June was a rough month for them though, with their infrastructure suffering two widespread application outages, begging the question: what happened and how reliable are they? Digging a little deeper, we find both incidents linked to power outages in Amazon's US East region which is where Heroku's infrastructure exclusively lives. When they detected the first outage, Heroku began to move some of their infrastructure out of the affected Amazon AWS Availability Zone (AZ) into another AZ. About an hour into the incident most Heroku applications were back online, well before the affected AZ had recovered from the outage. In this case, Heroku definitely proved their value-add by minimizing their customers downtime.
Looking at the latter outage, we didn't experience the same minimizing effects unfortunately. This outage stemmed from a terrible storm that sadly took several lives and left millions without power on the East Coast. It took out enough Amazon AWS infrastructure to offline Netflix, Instagram, and Pintrest as well, and made MSNBC front page news. During the crisis, while a few of our applications were offline, the majority of them were still online, albeit in a staggered state. Most production-level applications on Heroku have multiple "dynos" provisioned to them, and Heroku strives to automatically distribute these dynos across AZ's precisely to guard against a disaster such as this. I surmise applications totally offline either had all their dynos, or single points of failure such as a non-replicated database, provisioned in the downed AZ.
All taken into account, I must say Heroku proved their worth in both cases. An in-house ops team to respond the way Heroku did in the first incident would run thousands of dollars a month. A cross-AZ redundant architecture already built-in to Heroku's "dyno manifold" architecture would have easily tacked on thousands as well in custom software architecture and engineering - simply not justifiable in small or even some medium-sized applications. It is still a bit unsatisfying though and prompts the question: how can we do better in reliability?
The IT industry frames the question more specifically as: how many 9's do I need (and can pay for)? Acts of God, human error, and other unforeseen circumstances are a fact of life. Nobody promises 100% uptime, so it becomes a question of how many 9's? "Two-9's" (99%) means you are down for no more than 7.2 hours/mo., while "Five-9's" (99.999%) means you are down for no more than 25.9s/mo. See handy chart here. Amazon's EC2 SLA ("Service Level Agreement") promises 99.95% uptime over a year before they reimburse credits to you, so looks like customers may qualify for some credits this year ;-). Heroku does not have a SLA, but they are usually at a bit over Three-9's on a given month with months like June bringing them down to Two-9's. So there you have it: as the market stands today up to a few hundred dollars will get you two-closer-to-three-9's a month, while four-9's or more will cost you thousands in infrastructure a month.

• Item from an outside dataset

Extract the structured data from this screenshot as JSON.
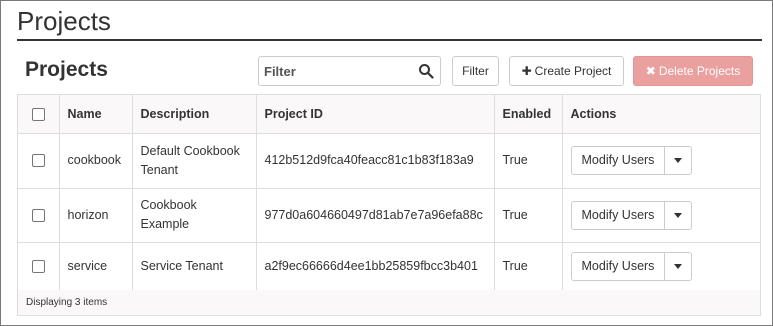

Of course we all want more 9's with fewer 0's in the price tag. One way to achieve more 9's is to build apps that straddle multiple infrastructure providers across regions. Considering the work in maintaining machinery and processes for multiple providers and to say nothing of the additional technical challenges around new failure points introduced, I'm hard-pressed to say the net effect is one less 0. If you're not familiar, Amazon infrastructure is partitioned by Region, then by AZ's beneath a Region. A cross-region architecture will be resilient even if a disaster takes out all AZ's on the East Coast, resulting over time in more 9's. Other infrastructure providers have a similar hierarchy but different terminology. Now rumor has it that Heroku and other PaaS vendors are working on the much harder problem of cross-region redundancy, and being able to offer that at an attractive price using their economies of scale. Until then, it looks like smaller and less mission-critical applications will have to sit tight and pray for [no] rain.